# Eventkalender



## Banni (21. Juli 2005)

Hallo Leute,

   Ich brauche einen Eventkalender, der entweder als HTML oder als Javascript ist.
 Er sollter 1 Monat mit allen Tagen in Kästchen anzeigen. Die größe des Kalenders sollte anpassbar sein. Wenn man dann auf das Kästchen mit dem Tag klickt, sollte ein Pop Up fenster aufgehen und die Events an diesem Tag anzeigen.

   Hab schon bei Google und anderen Suchseiten gesucht, aber nichts gefunden.

   Wer was weiss bitte Antworten, Vielen Dank
   MFG

   Der Banni


----------



## Gumbo (21. Juli 2005)

So etwas nur mit HTML und JavaScript zu realisieren, könnte kompliziert werden. Besser wäre es, eine Datenbank und eine serverseitige Skriptsprache im Hintergrund zu haben.

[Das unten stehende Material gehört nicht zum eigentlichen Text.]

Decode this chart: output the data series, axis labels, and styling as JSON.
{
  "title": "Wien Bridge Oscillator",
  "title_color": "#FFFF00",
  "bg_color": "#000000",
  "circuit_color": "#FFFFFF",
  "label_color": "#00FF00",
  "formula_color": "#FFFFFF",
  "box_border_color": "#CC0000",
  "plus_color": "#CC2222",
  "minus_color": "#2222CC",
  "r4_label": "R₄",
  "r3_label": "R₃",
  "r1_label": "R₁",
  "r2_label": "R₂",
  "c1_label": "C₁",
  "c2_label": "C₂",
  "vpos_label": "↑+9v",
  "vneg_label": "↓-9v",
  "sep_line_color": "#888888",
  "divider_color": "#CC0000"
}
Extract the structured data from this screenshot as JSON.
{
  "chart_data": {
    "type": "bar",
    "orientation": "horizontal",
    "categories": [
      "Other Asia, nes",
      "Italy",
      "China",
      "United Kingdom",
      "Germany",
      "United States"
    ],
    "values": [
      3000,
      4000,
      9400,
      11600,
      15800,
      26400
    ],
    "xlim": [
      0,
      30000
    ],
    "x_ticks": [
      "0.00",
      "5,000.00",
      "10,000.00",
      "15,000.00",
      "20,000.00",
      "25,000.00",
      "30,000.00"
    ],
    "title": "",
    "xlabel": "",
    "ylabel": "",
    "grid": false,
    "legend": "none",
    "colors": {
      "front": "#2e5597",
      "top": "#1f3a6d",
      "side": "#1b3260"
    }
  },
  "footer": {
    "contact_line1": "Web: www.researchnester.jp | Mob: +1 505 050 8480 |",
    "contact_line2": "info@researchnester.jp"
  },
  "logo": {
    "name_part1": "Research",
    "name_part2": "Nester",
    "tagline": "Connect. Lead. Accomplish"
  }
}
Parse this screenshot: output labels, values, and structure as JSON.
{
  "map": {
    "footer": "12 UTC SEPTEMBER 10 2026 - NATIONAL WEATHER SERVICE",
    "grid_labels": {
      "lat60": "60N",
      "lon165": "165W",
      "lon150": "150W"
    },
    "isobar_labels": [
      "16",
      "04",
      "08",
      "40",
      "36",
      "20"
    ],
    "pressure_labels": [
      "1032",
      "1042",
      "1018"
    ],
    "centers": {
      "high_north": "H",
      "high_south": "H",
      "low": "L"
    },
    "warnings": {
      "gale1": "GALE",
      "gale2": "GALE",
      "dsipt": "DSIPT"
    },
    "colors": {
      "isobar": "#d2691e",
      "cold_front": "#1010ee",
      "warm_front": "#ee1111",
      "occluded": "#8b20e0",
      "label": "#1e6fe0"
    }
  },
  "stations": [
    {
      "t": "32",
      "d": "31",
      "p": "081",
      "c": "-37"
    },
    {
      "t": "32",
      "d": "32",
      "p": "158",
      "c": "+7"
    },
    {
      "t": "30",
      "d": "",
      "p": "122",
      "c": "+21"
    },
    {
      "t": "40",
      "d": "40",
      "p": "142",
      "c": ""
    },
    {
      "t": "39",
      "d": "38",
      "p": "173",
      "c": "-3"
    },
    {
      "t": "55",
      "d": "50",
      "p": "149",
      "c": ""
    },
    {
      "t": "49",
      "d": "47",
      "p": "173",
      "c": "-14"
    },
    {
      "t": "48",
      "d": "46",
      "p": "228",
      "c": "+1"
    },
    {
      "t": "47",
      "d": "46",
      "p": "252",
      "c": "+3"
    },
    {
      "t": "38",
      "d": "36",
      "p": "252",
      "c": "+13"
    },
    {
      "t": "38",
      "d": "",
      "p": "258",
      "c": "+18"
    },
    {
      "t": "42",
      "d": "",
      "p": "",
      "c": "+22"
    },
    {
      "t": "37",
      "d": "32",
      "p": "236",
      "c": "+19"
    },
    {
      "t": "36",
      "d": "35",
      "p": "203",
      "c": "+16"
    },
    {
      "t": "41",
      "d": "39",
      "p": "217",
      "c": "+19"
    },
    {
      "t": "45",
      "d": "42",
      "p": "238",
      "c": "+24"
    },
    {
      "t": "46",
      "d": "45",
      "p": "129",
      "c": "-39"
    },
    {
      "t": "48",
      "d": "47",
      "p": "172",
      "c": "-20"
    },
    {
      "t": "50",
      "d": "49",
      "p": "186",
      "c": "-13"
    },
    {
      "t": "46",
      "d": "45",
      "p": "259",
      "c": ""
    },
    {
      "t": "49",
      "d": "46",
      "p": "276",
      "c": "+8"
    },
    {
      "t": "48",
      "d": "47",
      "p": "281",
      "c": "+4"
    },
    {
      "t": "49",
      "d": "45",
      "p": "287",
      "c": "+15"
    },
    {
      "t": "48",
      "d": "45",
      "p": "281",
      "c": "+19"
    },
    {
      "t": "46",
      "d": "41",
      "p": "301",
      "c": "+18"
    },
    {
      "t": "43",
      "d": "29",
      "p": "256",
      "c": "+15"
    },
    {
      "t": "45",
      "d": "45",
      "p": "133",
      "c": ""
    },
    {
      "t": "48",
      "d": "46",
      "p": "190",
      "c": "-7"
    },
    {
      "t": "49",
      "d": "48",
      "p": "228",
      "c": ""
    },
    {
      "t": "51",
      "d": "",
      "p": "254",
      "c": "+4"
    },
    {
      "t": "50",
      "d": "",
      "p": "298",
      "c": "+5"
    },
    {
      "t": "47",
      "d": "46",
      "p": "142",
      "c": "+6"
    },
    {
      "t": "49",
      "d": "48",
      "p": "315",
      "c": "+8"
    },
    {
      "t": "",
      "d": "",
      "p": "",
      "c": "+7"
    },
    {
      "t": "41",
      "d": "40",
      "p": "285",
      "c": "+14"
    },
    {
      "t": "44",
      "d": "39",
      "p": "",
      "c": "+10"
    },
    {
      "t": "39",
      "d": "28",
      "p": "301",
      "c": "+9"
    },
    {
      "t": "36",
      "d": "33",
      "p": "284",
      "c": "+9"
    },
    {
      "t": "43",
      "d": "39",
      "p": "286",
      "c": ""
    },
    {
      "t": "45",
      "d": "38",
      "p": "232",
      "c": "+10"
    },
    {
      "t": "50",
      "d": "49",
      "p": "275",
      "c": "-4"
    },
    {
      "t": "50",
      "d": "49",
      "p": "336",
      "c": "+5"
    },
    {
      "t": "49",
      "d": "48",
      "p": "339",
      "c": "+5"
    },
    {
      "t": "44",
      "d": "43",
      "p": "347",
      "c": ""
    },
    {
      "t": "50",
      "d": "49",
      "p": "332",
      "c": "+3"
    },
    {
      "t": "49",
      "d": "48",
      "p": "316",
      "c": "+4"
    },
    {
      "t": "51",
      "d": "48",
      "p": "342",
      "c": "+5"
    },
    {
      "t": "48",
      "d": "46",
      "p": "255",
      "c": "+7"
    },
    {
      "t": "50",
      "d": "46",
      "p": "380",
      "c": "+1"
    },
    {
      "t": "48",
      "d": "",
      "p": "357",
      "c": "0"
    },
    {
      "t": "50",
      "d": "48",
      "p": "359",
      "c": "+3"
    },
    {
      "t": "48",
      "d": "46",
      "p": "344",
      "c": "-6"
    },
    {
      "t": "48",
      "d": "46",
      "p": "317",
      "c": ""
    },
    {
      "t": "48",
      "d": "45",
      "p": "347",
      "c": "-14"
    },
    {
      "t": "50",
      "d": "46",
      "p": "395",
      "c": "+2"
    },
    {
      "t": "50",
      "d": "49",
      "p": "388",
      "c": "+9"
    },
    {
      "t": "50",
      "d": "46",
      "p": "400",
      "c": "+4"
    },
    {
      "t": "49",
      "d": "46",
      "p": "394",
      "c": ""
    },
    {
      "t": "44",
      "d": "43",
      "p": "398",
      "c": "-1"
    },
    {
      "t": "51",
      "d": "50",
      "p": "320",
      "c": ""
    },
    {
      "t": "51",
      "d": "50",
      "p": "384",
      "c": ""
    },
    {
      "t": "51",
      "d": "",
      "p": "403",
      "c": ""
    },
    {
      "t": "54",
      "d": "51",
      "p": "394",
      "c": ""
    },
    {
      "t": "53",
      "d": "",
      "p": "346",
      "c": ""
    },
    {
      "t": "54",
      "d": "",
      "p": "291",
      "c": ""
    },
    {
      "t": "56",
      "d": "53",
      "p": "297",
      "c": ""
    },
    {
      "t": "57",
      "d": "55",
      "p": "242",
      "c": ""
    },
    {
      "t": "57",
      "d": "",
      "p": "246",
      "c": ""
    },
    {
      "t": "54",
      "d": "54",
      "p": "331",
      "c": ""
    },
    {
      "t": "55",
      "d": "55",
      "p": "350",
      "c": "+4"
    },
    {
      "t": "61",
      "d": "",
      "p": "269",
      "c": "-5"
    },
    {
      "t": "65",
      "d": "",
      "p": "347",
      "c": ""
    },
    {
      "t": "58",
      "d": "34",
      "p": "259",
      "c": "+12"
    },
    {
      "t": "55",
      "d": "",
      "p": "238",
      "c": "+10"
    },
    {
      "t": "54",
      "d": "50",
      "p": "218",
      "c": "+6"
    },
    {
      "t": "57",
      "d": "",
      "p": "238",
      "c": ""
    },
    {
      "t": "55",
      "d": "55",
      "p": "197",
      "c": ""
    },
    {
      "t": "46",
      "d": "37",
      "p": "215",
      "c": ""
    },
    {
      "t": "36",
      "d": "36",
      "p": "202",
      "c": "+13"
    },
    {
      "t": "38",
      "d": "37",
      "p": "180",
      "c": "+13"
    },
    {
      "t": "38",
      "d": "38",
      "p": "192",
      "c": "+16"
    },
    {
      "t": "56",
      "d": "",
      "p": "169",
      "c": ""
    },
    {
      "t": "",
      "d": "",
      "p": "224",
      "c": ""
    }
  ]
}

Was genau meinst du damit, dass „es ne Powerpoint iss“?


----------



## Banni (21. Juli 2005)

Ich habe ein Beispiel in Powerpoint gemacht, wie das ganze aussehen und ablaufen soll


----------



## Blümchen (21. Juli 2005)

Hallo,

dann schick es mir doch einfach mal, dann schau ich mir das an! Aber ich frage mich gerade, warum du das nicht unter Paint oder so gemacht hast. 

Gruß Blümchen


----------